La noticia de la derogación de la Pragmática, que los reyes habían pedido que se mantuviera en secreto, corrió como la pólvora. Los liberales y realistas moderados en cuanto tuvieron conocimiento del decreto se movilizaron para evitar el ascenso de don Carlos al trono. Había que defender la Pragmática por encima de todo y conseguir que se anulase el nuevo decreto. Fue en realidad la recuperación del monarca y la organización de los «cristinos» lo que permitió un cambio ministerial que llevaría al mantenimiento de la Pragmática. El gabinete fue totalmente remodelado y de nuevo Cea Bermúdez volvía para ocupar la Secretaría de Estado y la Presidencia del Consejo de Ministros.
Las primeras iniciativas de este nuevo gobierno vinieron avaladas por María Cristina, habilitada mientras continuara la enfermedad del rey.
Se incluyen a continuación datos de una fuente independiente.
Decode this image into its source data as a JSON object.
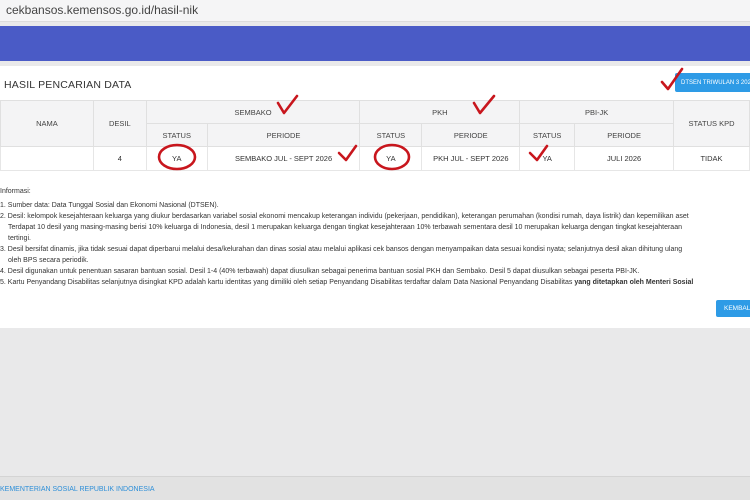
{
  "browser": {
    "url": "cekbansos.kemensos.go.id/hasil-nik"
  },
  "header": {
    "title": "HASIL PENCARIAN DATA",
    "dtsen_button": "DTSEN TRIWULAN 3 2026"
  },
  "table": {
    "col_nama": "NAMA",
    "col_desil": "DESIL",
    "group_sembako": "SEMBAKO",
    "group_pkh": "PKH",
    "group_pbi": "PBI-JK",
    "col_status_kpd": "STATUS KPD",
    "sub_status": "STATUS",
    "sub_periode": "PERIODE",
    "row": {
      "nama": "",
      "desil": "4",
      "sembako_status": "YA",
      "sembako_periode": "SEMBAKO JUL - SEPT 2026",
      "pkh_status": "YA",
      "pkh_periode": "PKH JUL - SEPT 2026",
      "pbi_status": "YA",
      "pbi_periode": "JULI 2026",
      "status_kpd": "TIDAK"
    }
  },
  "info": {
    "heading": "Informasi:",
    "item1": "1. Sumber data: Data Tunggal Sosial dan Ekonomi Nasional (DTSEN).",
    "item2": "2. Desil: kelompok kesejahteraan keluarga yang diukur berdasarkan variabel sosial ekonomi mencakup keterangan individu (pekerjaan, pendidikan), keterangan perumahan (kondisi rumah, daya listrik) dan kepemilikan aset",
    "item2_cont1": "Terdapat 10 desil yang masing-masing berisi 10% keluarga di Indonesia, desil 1 merupakan keluarga dengan tingkat kesejahteraan 10% terbawah sementara desil 10 merupakan keluarga dengan tingkat kesejahteraan",
    "item2_cont2": "tertingi.",
    "item3": "3. Desil bersifat dinamis, jika tidak sesuai dapat diperbarui melalui desa/kelurahan dan dinas sosial atau melalui aplikasi cek bansos dengan menyampaikan data sesuai kondisi nyata; selanjutnya desil akan dihitung ulang",
    "item3_cont": "oleh BPS secara periodik.",
    "item4": "4. Desil digunakan untuk penentuan sasaran bantuan sosial. Desil 1-4 (40% terbawah) dapat diusulkan sebagai penerima bantuan sosial PKH dan Sembako. Desil 5 dapat diusulkan sebagai peserta PBI-JK.",
    "item5": "5. Kartu Penyandang Disabilitas selanjutnya disingkat KPD adalah kartu identitas yang dimiliki oleh setiap Penyandang Disabilitas terdaftar dalam Data Nasional Penyandang Disabilitas",
    "item5_bold": " yang ditetapkan oleh Menteri Sosial"
  },
  "kembali_button": "KEMBALI",
  "footer": {
    "text": "KEMENTERIAN SOSIAL REPUBLIK INDONESIA"
  },
  "colors": {
    "topbar": "#4a5bc6",
    "button": "#2e9be6",
    "annotation": "#c8161d"
  }
}
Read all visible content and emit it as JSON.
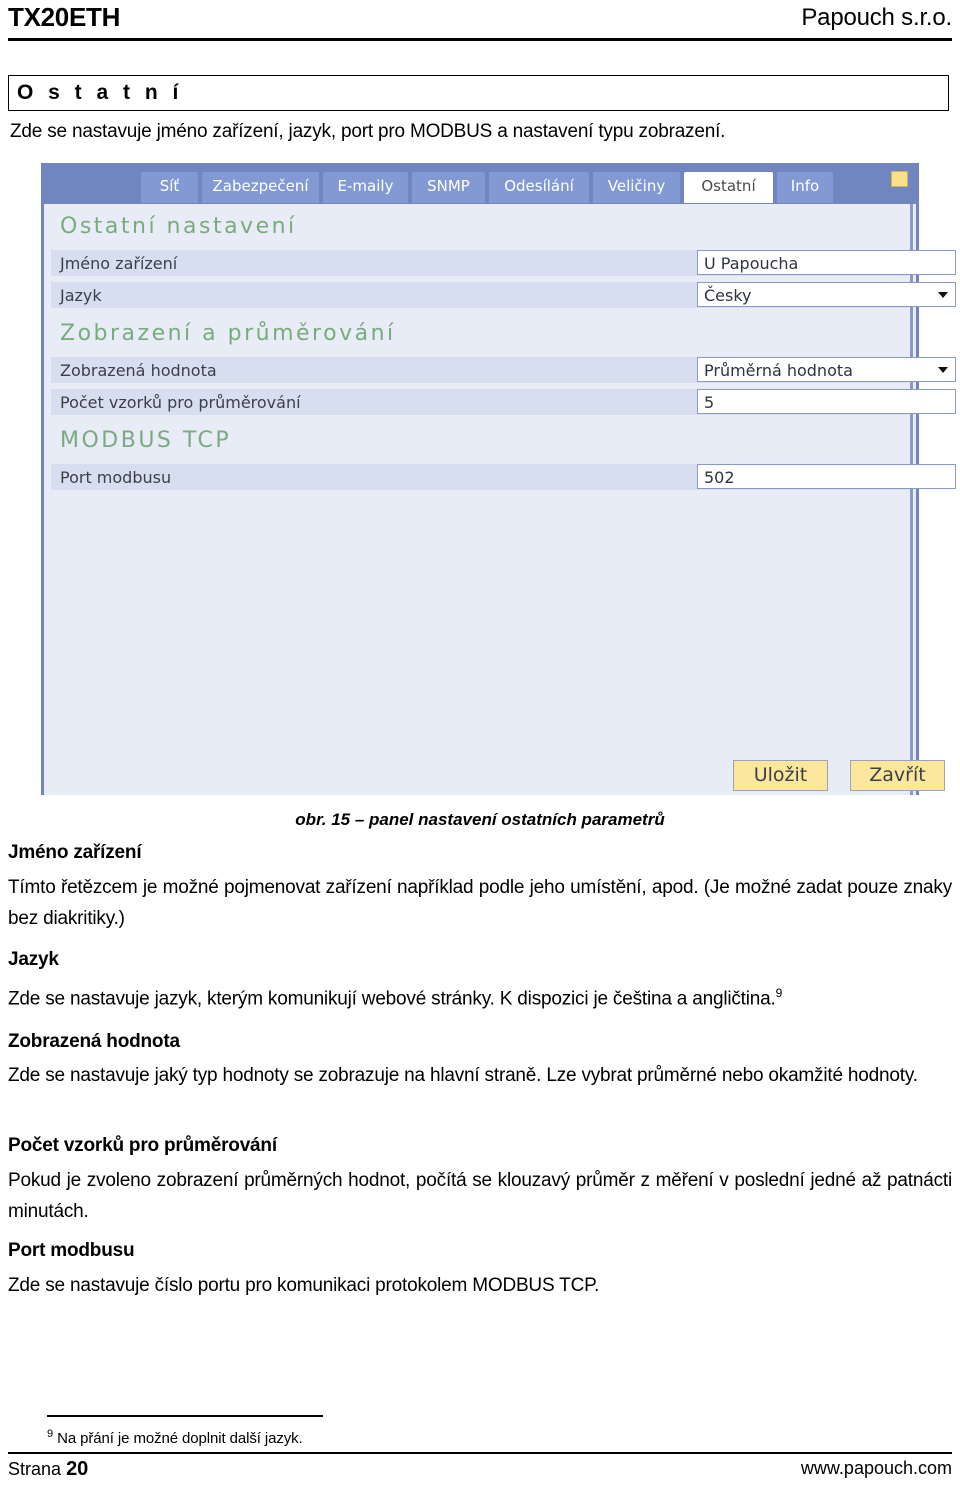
{
  "header": {
    "product": "TX20ETH",
    "company": "Papouch s.r.o."
  },
  "section": {
    "title": "O s t a t n í",
    "intro": "Zde se nastavuje jméno zařízení, jazyk, port pro MODBUS a nastavení typu zobrazení."
  },
  "screenshot": {
    "tabs": [
      {
        "label": "Síť",
        "active": false
      },
      {
        "label": "Zabezpečení",
        "active": false
      },
      {
        "label": "E-maily",
        "active": false
      },
      {
        "label": "SNMP",
        "active": false
      },
      {
        "label": "Odesílání",
        "active": false
      },
      {
        "label": "Veličiny",
        "active": false
      },
      {
        "label": "Ostatní",
        "active": true
      },
      {
        "label": "Info",
        "active": false
      }
    ],
    "groups": [
      {
        "heading": "Ostatní nastavení"
      },
      {
        "heading": "Zobrazení a průměrování"
      },
      {
        "heading": "MODBUS TCP"
      }
    ],
    "rows": [
      {
        "label": "Jméno zařízení",
        "value": "U Papoucha",
        "type": "text"
      },
      {
        "label": "Jazyk",
        "value": "Česky",
        "type": "select"
      },
      {
        "label": "Zobrazená hodnota",
        "value": "Průměrná hodnota",
        "type": "select"
      },
      {
        "label": "Počet vzorků pro průměrování",
        "value": "5",
        "type": "text"
      },
      {
        "label": "Port modbusu",
        "value": "502",
        "type": "text"
      }
    ],
    "buttons": {
      "save": "Uložit",
      "close": "Zavřít"
    },
    "colors": {
      "tabbar": "#7186c0",
      "tab": "#8399d4",
      "panel_bg": "#e8ecf7",
      "row_bg": "#d7deef",
      "group_heading": "#7aab7c",
      "button_bg": "#fbe79c",
      "marker": "#fbe08a"
    }
  },
  "figure": {
    "caption": "obr. 15 – panel nastavení ostatních parametrů"
  },
  "body_sections": [
    {
      "heading": "Jméno zařízení",
      "text": "Tímto řetězcem je možné pojmenovat zařízení například podle jeho umístění, apod. (Je možné zadat pouze znaky bez diakritiky.)"
    },
    {
      "heading": "Jazyk",
      "text": "Zde se nastavuje jazyk, kterým komunikují webové stránky. K dispozici je čeština a angličtina.",
      "footnote_ref": "9"
    },
    {
      "heading": "Zobrazená hodnota",
      "text": "Zde se nastavuje jaký typ hodnoty se zobrazuje na hlavní straně. Lze vybrat průměrné nebo okamžité hodnoty."
    },
    {
      "heading": "Počet vzorků pro průměrování",
      "text": "Pokud je zvoleno zobrazení průměrných hodnot, počítá se klouzavý průměr z měření v poslední jedné až patnácti minutách."
    },
    {
      "heading": "Port modbusu",
      "text": "Zde se nastavuje číslo portu pro komunikaci protokolem MODBUS TCP."
    }
  ],
  "footnote": {
    "marker": "9",
    "text": "Na přání je možné doplnit další jazyk."
  },
  "footer": {
    "page_label": "Strana",
    "page_number": "20",
    "website": "www.papouch.com"
  }
}
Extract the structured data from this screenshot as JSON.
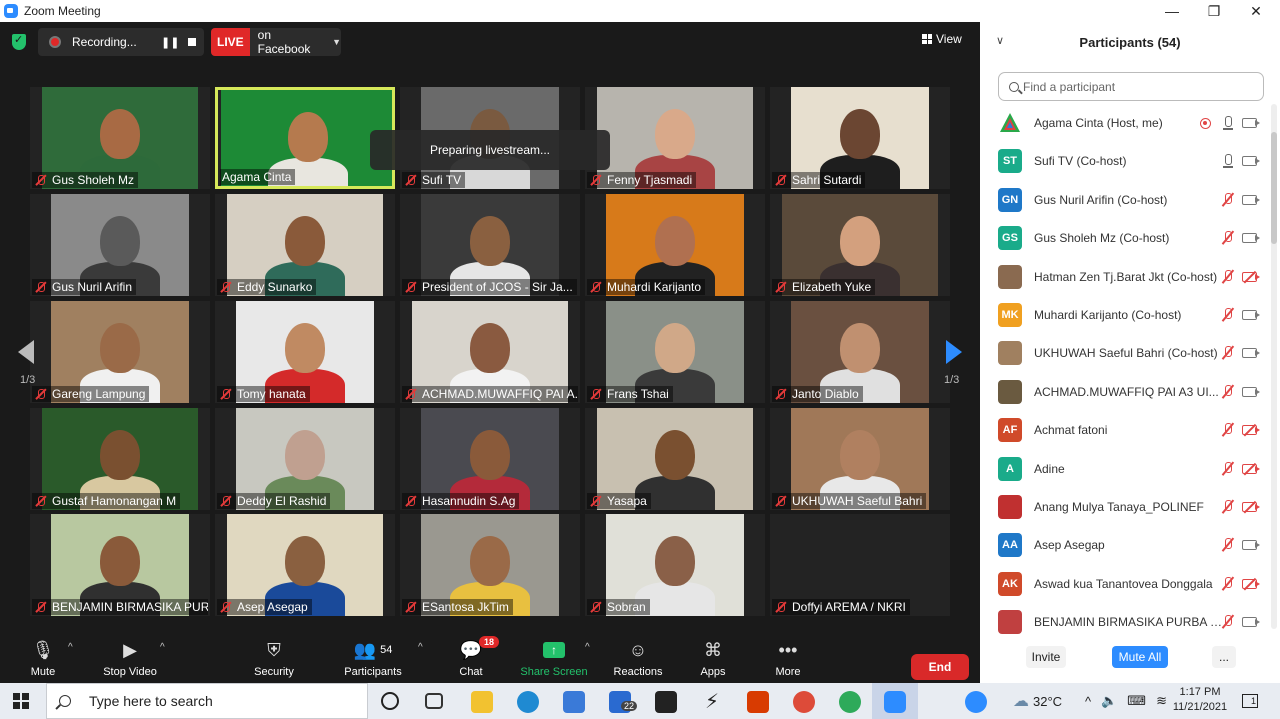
{
  "window": {
    "title": "Zoom Meeting",
    "minimize": "—",
    "restore": "❐",
    "close": "✕"
  },
  "topbar": {
    "recording_label": "Recording...",
    "live_badge": "LIVE",
    "live_target": "on Facebook",
    "view_label": "View"
  },
  "overlay": {
    "message": "Preparing livestream..."
  },
  "pagination": {
    "left": "1/3",
    "right": "1/3"
  },
  "tiles": [
    {
      "name": "Gus Sholeh Mz",
      "bg": "#2f6b3a",
      "skin": "#a86a44",
      "shirt": "#2d6a3a"
    },
    {
      "name": "Agama Cinta",
      "bg": "#1d8a36",
      "skin": "#b57a4e",
      "shirt": "#e8e6df"
    },
    {
      "name": "Sufi TV",
      "bg": "#6a6a6a",
      "skin": "#7a5a40",
      "shirt": "#d8d8d8"
    },
    {
      "name": "Fenny Tjasmadi",
      "bg": "#b7b4ad",
      "skin": "#d9a98a",
      "shirt": "#a84444"
    },
    {
      "name": "Sahri Sutardi",
      "bg": "#e7dfcf",
      "skin": "#6b4632",
      "shirt": "#1e1e1e"
    },
    {
      "name": "Gus Nuril Arifin",
      "bg": "#8a8a8a",
      "skin": "#5a5a5a",
      "shirt": "#3a3a3a"
    },
    {
      "name": "Eddy Sunarko",
      "bg": "#d6cfc2",
      "skin": "#8a5a3a",
      "shirt": "#2f6b5a"
    },
    {
      "name": "President of JCOS - Sir Ja...",
      "bg": "#3a3a3a",
      "skin": "#8a6040",
      "shirt": "#e6e6e6"
    },
    {
      "name": "Muhardi Karijanto",
      "bg": "#d77a1a",
      "skin": "#b07050",
      "shirt": "#222222"
    },
    {
      "name": "Elizabeth Yuke",
      "bg": "#5a4a3a",
      "skin": "#d3a07e",
      "shirt": "#3a3030"
    },
    {
      "name": "Gareng Lampung",
      "bg": "#a08060",
      "skin": "#9a6a48",
      "shirt": "#f0f0f0"
    },
    {
      "name": "Tomy hanata",
      "bg": "#e8e8e8",
      "skin": "#c08a62",
      "shirt": "#d42a2a"
    },
    {
      "name": "ACHMAD.MUWAFFIQ PAI A...",
      "bg": "#d8d4cc",
      "skin": "#8a5a40",
      "shirt": "#f2f2f2"
    },
    {
      "name": "Frans Tshai",
      "bg": "#8a9088",
      "skin": "#d0a888",
      "shirt": "#3a3a3a"
    },
    {
      "name": "Janto Diablo",
      "bg": "#6a5040",
      "skin": "#c09070",
      "shirt": "#e0e0e0"
    },
    {
      "name": "Gustaf Hamonangan M",
      "bg": "#2a5a2a",
      "skin": "#7a5030",
      "shirt": "#d8c8a0"
    },
    {
      "name": "Deddy El Rashid",
      "bg": "#c8c8c0",
      "skin": "#c0a090",
      "shirt": "#6a8a5a"
    },
    {
      "name": "Hasannudin S.Ag",
      "bg": "#4a4a50",
      "skin": "#8a5a3a",
      "shirt": "#b42a3a"
    },
    {
      "name": "Yasapa",
      "bg": "#c8c0b0",
      "skin": "#7a5030",
      "shirt": "#303030"
    },
    {
      "name": "UKHUWAH Saeful Bahri",
      "bg": "#a07858",
      "skin": "#b08060",
      "shirt": "#e8e8e8"
    },
    {
      "name": "BENJAMIN BIRMASIKA PUR...",
      "bg": "#b8c8a0",
      "skin": "#8a5a3a",
      "shirt": "#303030"
    },
    {
      "name": "Asep Asegap",
      "bg": "#e0d8c0",
      "skin": "#8a6040",
      "shirt": "#1a4a9a"
    },
    {
      "name": "ESantosa JkTim",
      "bg": "#9a9890",
      "skin": "#9a6a48",
      "shirt": "#e8c040"
    },
    {
      "name": "Sobran",
      "bg": "#e0e0d8",
      "skin": "#8a6048",
      "shirt": "#e6e6e6"
    },
    {
      "name": "Doffyi AREMA / NKRI",
      "bg": "#232323",
      "skin": "",
      "shirt": ""
    }
  ],
  "toolbar": {
    "mute": "Mute",
    "stop_video": "Stop Video",
    "security": "Security",
    "participants": "Participants",
    "participants_count": "54",
    "chat": "Chat",
    "chat_badge": "18",
    "share_screen": "Share Screen",
    "reactions": "Reactions",
    "apps": "Apps",
    "more": "More",
    "end": "End"
  },
  "panel": {
    "title": "Participants (54)",
    "search_placeholder": "Find a participant",
    "participants": [
      {
        "name": "Agama Cinta (Host, me)",
        "initials": "",
        "color": "#ffffff",
        "mic": "on",
        "cam": "on",
        "rec": true
      },
      {
        "name": "Sufi TV (Co-host)",
        "initials": "ST",
        "color": "#1aab8a",
        "mic": "on",
        "cam": "on",
        "rec": false
      },
      {
        "name": "Gus Nuril Arifin (Co-host)",
        "initials": "GN",
        "color": "#1f78c8",
        "mic": "off",
        "cam": "on",
        "rec": false
      },
      {
        "name": "Gus Sholeh Mz (Co-host)",
        "initials": "GS",
        "color": "#1aab8a",
        "mic": "off",
        "cam": "on",
        "rec": false
      },
      {
        "name": "Hatman Zen Tj.Barat Jkt (Co-host)",
        "initials": "",
        "color": "#8a6a50",
        "mic": "off",
        "cam": "off",
        "rec": false
      },
      {
        "name": "Muhardi Karijanto (Co-host)",
        "initials": "MK",
        "color": "#f0a020",
        "mic": "off",
        "cam": "on",
        "rec": false
      },
      {
        "name": "UKHUWAH Saeful Bahri (Co-host)",
        "initials": "",
        "color": "#a08060",
        "mic": "off",
        "cam": "on",
        "rec": false
      },
      {
        "name": "ACHMAD.MUWAFFIQ PAI A3 UI...",
        "initials": "",
        "color": "#6a5a40",
        "mic": "off",
        "cam": "on",
        "rec": false
      },
      {
        "name": "Achmat fatoni",
        "initials": "AF",
        "color": "#d04a2a",
        "mic": "off",
        "cam": "off",
        "rec": false
      },
      {
        "name": "Adine",
        "initials": "A",
        "color": "#1aab8a",
        "mic": "off",
        "cam": "off",
        "rec": false
      },
      {
        "name": "Anang Mulya Tanaya_POLINEF",
        "initials": "",
        "color": "#c03030",
        "mic": "off",
        "cam": "off",
        "rec": false
      },
      {
        "name": "Asep Asegap",
        "initials": "AA",
        "color": "#1f78c8",
        "mic": "off",
        "cam": "on",
        "rec": false
      },
      {
        "name": "Aswad kua Tanantovea Donggala",
        "initials": "AK",
        "color": "#d04a2a",
        "mic": "off",
        "cam": "off",
        "rec": false
      },
      {
        "name": "BENJAMIN BIRMASIKA PURBA - ...",
        "initials": "",
        "color": "#c04040",
        "mic": "off",
        "cam": "on",
        "rec": false
      }
    ],
    "invite": "Invite",
    "mute_all": "Mute All",
    "more": "..."
  },
  "taskbar": {
    "search_placeholder": "Type here to search",
    "mail_badge": "22",
    "temperature": "32°C",
    "time": "1:17 PM",
    "date": "11/21/2021",
    "notifications": "1"
  }
}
El indulto concedido a todos los presos y la amnistía especialmente dirigida a los liberales exilados, la reapertura de las universidades cerradas, la sustitución de altos mandos militares que eran significados ultrarrealistas, la adopción de diversas medidas contra los voluntarios realistas fueron los primeros pasos en esta alianza entre realistas y liberales moderados en tomo a María Cristina, en defensa de los derechos de su hija Isabel y en contra de don Carlos. Era la oportunidad soñada para llevar adelante la reforma del régimen sin caer en los extremismos del Trienio. Cea Bermúdez promovió la realización del «programa» de los miembros moderados de los gobiernos anteriores. Elemento clave fue la creación de un Ministerio de Fomento, un primer paso en el camino hacia la construcción del Estado contemporáneo. La alianza entre la monarquía y estas nuevas fuerzas se reforzaría con la declaración pública del rey, de la nulidad del decreto que había derogado la Pragmática. Pocos meses, don Carlos era alejado de la corte y se organizó la jura de la pequeña infanta de tan solo tres años de edad como princesa de Asturias.
A fines de septiembre moría el monarca dejando a María Cristina como regente mientras durase la minoría de edad de la princesa. Las primeras partidas carlistas aparecían en distintos lugares del territorio dispuestas a defender los derechos de Carlos V y el Antiguo Régimen. La transición del Antiguo Régimen al Nuevo Régimen, o régimen liberal, estaba resultando ser en España un proceso lento y difícil. La guerra de la Independencia supuso una primera etapa en la que ya se mezclaron elementos tradicionales con otros revolucionarios. El posterior reinado de Fernando siguió la misma tónica de alternancia entre revolución y contrarrevolución. Sin embargo, al iniciarse la regencia se habían producido una serie de transformaciones que suponían un paso irreversible en la articulación de un nuevo régimen.